Thanks to the massive success of Jaws in 1975, novelist Peter Benchley became a hot commodity, and his second book, The Deep, was made into a movie two years later, with Benchley co-writing the screenplay. The Deep features Benchley trying to branch out from shark attacks into other sorts of undersea thrills, but he's better at creating an implacable, nonverbal menace than he is at putting together an exciting story about human beings. It probably doesn't help that The Deep's journeyman director Peter Yates is no Steven Spielberg. Still, there's some decent stuff in The Deep, primarily in the impressive underwater cinematography, and it features a very attractive Jacqueline Bisset in an essentially see-through wet T-shirt for the first 10 minutes of the movie, which was credited with much of the movie's box office success.
There's very little shark action going on here, though -- far less than I expected when I picked it for this project. Other than a few brief glimpses, the entire shark-related portion of the movie is limited to one scene. Bisset and Nick Nolte play a pair of tourists in Bermuda who stumble on the wreckage of a sunken World War II ship while diving. Amid the more recent debris are artifacts from an 18th-century Spanish royal cargo shipment, and the two amateurs hit up a local history and salvage expert (Robert Shaw, another Jaws connection) to learn about what they've discovered. Unfortunately for them, the WWII ship is full of thousands of vials of morphine that an unscrupulous soldier (Eli Wallach) was smuggling at the time, and a local drug lord (Louis Gossett Jr.) is eager to get his hands on them.

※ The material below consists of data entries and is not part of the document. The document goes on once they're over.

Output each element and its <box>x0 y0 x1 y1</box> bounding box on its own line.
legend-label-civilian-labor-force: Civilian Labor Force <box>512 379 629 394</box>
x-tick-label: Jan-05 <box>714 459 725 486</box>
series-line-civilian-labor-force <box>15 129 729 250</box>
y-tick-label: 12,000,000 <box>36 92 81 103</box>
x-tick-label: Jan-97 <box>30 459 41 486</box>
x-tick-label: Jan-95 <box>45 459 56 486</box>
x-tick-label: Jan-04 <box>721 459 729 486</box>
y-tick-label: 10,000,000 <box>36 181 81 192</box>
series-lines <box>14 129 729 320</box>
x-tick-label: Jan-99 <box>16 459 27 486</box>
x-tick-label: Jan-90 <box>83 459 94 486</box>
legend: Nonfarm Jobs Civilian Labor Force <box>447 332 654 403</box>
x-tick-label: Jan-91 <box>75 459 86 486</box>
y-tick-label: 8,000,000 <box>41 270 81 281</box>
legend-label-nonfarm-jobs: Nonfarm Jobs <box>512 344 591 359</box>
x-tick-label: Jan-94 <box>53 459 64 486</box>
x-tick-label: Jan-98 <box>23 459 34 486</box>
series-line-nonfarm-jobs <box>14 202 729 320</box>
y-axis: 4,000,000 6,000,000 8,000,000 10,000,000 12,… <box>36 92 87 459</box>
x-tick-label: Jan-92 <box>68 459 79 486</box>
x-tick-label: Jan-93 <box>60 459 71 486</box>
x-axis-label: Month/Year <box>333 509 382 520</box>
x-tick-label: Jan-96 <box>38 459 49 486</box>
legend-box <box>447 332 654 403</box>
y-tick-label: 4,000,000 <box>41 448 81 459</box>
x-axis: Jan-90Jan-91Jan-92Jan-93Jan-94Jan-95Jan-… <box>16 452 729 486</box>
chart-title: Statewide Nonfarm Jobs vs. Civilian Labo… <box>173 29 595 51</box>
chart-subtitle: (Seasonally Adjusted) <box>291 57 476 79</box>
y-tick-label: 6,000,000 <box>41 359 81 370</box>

The drug lord tries to sabotage our heroes' efforts to get to the treasure, which is where the sharks come in: At one point his henchmen whip a bunch of sharks into a frenzy by chumming the water above where the divers are working, and there's a sort of swarm of sharks that's menacing at first but doesn't really amount to anything. Far more impressive is the giant moray eel that attacks from out of nowhere and, in the climactic battle, literally bites the drug dealer's head off. There's not much excitement elsewhere in the dull story, which plods along through a rote investigation into the origins of the treasure. The dive sequences, including the wordless eight-minute opening, are impressive, although more for the way they look than for any success at creating suspense. Benchley's career as a Hollywood hitmaker fizzled after The Deep (although he continued writing moderately successful books), and it's not hard to see why.